As of 1 April 2015, both earned R2,716,798 a year, according to the government gazette. That averages out to R226,400 a month.
Their salaries are the same as the deputy president’s, an indication of how senior they are. They also earn more than cabinet ministers, who get R2,309,262 a year, or R192,439 a month.
The next highest-paid MP is the deputy speaker of the national assembly, who earns R1,901,726 a year, which is the same as a deputy cabinet minister. That works out to R158,477 a month. At present, Lechesa Tsenoli is the deputy speaker.
The house chairman comes next on the pay scale. This is currently Cedrick Frolick, who earns R1,765,935 a year.
After him comes a group of senior MPs – the chief whip of the majority party, the chief whip of the NCOP, and the parliamentary council president and deputy president – who earn R1,494,192 a year. The leader of the opposition, currently Mmusi Maimane of the Democratic Alliance, is also among this group. Their monthly average works out at R124,516.
Leaders of minority parties, such as Julius Malema and Bantu Holomisa from the UDM, earn R1,222,606 a year or R101,885 a month.
The lowest salary an MP in the national assembly or NCOP earns is R1,033,434 a year, or R86,120 a month.
Africa Check sent a number of emails and made multiple phone calls to the office of the parliamentary spokesperson to find out what benefits MPs receive over and above the annual remuneration listed in the government zazette, but parliament has yet to respond. (Note: We will update this factsheet when they do.)
A report by the People’s Assembly information website in 2014, listed a number of “perks” that MPs were entitled to, according to parliamentary spokesman, Estelle Randall. These included “86 single economy-class air journeys, accommodation in parliamentary villages, airport parking, reimbursed allowances for travel costs between airport and home and travel facilities for dependents, according to the policy for travel”.
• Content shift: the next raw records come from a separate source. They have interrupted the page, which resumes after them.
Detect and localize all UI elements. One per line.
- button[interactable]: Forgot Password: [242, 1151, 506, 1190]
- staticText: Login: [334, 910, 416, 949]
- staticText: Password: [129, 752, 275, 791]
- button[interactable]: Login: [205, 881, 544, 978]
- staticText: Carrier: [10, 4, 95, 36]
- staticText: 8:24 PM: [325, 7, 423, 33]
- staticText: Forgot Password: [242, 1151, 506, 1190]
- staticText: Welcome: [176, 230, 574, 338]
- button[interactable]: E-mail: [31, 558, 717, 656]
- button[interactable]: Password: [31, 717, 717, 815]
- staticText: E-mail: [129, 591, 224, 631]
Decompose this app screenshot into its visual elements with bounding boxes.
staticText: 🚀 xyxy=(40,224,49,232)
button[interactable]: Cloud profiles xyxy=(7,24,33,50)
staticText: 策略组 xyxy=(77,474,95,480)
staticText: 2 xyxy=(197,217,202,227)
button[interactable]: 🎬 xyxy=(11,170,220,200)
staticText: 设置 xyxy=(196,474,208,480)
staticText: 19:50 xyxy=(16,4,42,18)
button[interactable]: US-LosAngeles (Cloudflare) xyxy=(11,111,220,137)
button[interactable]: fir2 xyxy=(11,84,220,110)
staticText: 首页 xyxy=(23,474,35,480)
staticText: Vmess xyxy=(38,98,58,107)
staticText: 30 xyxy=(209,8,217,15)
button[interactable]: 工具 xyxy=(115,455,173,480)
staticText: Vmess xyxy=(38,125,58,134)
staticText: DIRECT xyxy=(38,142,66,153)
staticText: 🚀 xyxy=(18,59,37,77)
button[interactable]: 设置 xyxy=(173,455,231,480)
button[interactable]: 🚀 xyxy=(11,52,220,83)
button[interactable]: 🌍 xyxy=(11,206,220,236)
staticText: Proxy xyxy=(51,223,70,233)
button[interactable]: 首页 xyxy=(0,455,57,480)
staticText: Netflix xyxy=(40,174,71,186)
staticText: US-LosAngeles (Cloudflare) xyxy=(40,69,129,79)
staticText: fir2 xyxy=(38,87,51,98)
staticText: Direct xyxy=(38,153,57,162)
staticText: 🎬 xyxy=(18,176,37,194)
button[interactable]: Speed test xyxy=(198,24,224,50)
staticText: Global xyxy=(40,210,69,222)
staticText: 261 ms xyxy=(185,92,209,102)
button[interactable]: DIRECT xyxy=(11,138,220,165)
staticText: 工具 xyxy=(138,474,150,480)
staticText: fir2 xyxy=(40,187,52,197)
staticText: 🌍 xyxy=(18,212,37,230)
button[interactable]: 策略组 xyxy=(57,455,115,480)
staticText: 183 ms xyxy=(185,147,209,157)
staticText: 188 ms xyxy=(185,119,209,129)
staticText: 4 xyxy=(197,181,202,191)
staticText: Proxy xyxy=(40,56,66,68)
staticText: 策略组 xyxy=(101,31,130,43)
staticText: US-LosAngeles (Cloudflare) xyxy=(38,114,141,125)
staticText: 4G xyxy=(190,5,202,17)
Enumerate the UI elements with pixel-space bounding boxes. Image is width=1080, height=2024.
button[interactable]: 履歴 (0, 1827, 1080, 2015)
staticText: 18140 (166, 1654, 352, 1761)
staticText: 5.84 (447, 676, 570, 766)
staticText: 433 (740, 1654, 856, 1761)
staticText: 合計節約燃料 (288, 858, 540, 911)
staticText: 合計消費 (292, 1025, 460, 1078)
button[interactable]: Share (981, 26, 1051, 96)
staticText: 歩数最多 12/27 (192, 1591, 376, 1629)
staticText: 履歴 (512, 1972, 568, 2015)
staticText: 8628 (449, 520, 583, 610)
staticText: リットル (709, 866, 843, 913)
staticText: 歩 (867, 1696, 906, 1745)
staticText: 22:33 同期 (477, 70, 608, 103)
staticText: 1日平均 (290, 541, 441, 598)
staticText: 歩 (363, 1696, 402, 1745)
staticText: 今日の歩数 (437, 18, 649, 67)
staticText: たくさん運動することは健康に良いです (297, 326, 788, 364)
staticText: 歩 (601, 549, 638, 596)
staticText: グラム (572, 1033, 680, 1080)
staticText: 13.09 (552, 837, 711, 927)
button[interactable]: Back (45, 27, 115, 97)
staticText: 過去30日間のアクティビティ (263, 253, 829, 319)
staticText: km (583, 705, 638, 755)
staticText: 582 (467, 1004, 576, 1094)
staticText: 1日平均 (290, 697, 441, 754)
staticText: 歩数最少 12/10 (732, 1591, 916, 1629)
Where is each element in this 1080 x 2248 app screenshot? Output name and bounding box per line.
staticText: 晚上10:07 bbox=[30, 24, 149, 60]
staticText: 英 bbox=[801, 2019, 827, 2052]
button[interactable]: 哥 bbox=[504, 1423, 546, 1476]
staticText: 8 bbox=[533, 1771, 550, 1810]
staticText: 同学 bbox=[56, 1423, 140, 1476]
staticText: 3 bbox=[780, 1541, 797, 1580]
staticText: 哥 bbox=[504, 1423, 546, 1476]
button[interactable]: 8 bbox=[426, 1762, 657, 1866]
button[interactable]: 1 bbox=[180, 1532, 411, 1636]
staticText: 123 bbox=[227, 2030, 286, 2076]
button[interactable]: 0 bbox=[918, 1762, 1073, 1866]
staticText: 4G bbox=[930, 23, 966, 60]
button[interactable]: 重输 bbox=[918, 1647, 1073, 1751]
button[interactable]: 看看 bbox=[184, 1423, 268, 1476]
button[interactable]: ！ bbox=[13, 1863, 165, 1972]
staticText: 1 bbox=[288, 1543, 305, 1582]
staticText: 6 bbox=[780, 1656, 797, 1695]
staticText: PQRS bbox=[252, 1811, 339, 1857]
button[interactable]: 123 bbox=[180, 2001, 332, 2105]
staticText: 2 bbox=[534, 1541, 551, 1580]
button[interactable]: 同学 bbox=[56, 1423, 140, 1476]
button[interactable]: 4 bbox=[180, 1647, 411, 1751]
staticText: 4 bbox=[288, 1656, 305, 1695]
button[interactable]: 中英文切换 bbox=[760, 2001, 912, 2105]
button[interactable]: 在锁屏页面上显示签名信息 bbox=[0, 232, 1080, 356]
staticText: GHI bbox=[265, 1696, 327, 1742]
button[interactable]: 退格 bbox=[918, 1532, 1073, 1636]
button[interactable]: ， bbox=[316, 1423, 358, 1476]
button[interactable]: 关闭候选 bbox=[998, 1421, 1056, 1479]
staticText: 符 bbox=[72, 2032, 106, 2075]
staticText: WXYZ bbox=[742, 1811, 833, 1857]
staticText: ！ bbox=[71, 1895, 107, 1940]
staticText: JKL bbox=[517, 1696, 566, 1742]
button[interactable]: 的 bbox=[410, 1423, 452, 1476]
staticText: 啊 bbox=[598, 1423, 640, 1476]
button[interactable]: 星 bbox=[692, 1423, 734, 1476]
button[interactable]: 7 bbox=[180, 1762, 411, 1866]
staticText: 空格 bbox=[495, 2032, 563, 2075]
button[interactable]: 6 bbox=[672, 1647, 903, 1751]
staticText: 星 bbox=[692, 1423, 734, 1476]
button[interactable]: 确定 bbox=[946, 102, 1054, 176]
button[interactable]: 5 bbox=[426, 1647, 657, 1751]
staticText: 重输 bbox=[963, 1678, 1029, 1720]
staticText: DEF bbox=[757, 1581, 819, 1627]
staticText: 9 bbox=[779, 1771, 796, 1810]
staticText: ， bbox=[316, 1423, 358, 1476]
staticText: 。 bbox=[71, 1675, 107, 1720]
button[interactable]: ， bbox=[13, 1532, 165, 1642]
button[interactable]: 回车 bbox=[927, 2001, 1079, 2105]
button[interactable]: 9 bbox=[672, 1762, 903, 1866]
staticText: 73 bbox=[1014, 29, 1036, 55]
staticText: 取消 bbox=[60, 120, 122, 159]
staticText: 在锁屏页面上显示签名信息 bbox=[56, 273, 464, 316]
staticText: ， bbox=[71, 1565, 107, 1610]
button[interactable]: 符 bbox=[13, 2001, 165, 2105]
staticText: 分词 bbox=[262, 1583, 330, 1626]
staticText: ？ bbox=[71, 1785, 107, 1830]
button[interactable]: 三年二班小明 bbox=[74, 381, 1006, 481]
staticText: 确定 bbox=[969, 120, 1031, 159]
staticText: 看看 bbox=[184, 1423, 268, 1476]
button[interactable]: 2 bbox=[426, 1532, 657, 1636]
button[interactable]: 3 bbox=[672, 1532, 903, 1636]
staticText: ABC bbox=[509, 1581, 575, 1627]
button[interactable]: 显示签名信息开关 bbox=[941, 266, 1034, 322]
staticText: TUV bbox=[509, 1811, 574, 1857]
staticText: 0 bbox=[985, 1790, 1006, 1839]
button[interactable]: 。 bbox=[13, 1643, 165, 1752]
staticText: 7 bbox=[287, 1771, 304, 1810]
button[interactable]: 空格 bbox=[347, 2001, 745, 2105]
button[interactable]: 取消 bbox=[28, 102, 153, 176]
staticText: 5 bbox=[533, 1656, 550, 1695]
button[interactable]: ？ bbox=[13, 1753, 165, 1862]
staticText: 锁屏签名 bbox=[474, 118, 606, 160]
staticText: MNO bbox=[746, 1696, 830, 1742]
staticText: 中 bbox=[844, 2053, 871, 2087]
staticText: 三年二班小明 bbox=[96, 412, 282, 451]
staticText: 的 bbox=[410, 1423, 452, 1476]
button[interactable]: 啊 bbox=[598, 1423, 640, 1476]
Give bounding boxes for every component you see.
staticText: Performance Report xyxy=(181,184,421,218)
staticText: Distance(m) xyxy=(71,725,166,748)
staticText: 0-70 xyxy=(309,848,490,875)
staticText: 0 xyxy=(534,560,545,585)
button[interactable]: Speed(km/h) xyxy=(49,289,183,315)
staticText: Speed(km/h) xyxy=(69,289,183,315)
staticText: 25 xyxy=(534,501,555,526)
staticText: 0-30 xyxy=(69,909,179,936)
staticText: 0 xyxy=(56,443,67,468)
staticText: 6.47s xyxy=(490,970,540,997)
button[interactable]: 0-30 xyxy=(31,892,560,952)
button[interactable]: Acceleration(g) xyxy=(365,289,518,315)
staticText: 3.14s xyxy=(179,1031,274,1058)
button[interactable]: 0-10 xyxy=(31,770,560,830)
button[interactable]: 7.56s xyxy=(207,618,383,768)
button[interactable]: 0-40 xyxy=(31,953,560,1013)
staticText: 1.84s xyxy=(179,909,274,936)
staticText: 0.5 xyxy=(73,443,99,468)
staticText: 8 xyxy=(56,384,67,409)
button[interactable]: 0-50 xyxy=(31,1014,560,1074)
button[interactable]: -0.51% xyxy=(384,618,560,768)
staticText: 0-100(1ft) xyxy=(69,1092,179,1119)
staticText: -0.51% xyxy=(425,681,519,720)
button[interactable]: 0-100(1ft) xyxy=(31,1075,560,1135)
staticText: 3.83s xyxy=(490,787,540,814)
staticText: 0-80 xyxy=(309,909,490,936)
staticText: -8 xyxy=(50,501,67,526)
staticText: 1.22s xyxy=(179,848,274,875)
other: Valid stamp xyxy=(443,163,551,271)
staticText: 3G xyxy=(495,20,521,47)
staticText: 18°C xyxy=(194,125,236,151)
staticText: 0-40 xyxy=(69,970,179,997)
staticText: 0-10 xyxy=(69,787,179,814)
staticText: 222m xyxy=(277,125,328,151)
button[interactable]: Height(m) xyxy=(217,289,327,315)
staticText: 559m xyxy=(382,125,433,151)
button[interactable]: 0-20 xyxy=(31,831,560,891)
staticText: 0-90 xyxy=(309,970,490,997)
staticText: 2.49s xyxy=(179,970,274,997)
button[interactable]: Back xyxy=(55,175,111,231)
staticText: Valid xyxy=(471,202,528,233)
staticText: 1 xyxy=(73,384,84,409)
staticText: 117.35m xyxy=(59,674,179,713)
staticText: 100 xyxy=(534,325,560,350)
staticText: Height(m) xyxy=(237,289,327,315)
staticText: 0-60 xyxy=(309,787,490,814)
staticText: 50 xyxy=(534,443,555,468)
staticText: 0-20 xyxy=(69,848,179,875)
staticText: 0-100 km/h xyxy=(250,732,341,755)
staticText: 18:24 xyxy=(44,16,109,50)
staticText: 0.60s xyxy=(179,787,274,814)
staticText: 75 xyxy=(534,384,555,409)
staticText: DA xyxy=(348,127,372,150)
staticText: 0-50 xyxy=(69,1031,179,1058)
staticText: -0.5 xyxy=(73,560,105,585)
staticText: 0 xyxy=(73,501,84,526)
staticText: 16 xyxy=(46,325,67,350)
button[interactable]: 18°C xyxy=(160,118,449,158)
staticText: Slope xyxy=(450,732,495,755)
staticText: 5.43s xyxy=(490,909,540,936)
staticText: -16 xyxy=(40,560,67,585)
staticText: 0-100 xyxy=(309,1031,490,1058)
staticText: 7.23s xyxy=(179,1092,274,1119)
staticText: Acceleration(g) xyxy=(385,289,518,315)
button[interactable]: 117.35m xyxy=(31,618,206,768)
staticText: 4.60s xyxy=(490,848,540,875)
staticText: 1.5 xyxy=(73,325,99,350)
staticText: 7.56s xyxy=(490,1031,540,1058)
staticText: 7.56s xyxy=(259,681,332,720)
Parking in the parliamentary precinct, a fully equipped office in the precinct and an information and communications technology allowance were also included.
MPs received annual salary increases based on recommendations by the Independent Commission for the Remuneration of Public Office Bearers, which were benchmarked on forecasts of average annual inflation. Since 2012, MPs have received annual increases of between 5 and 6%.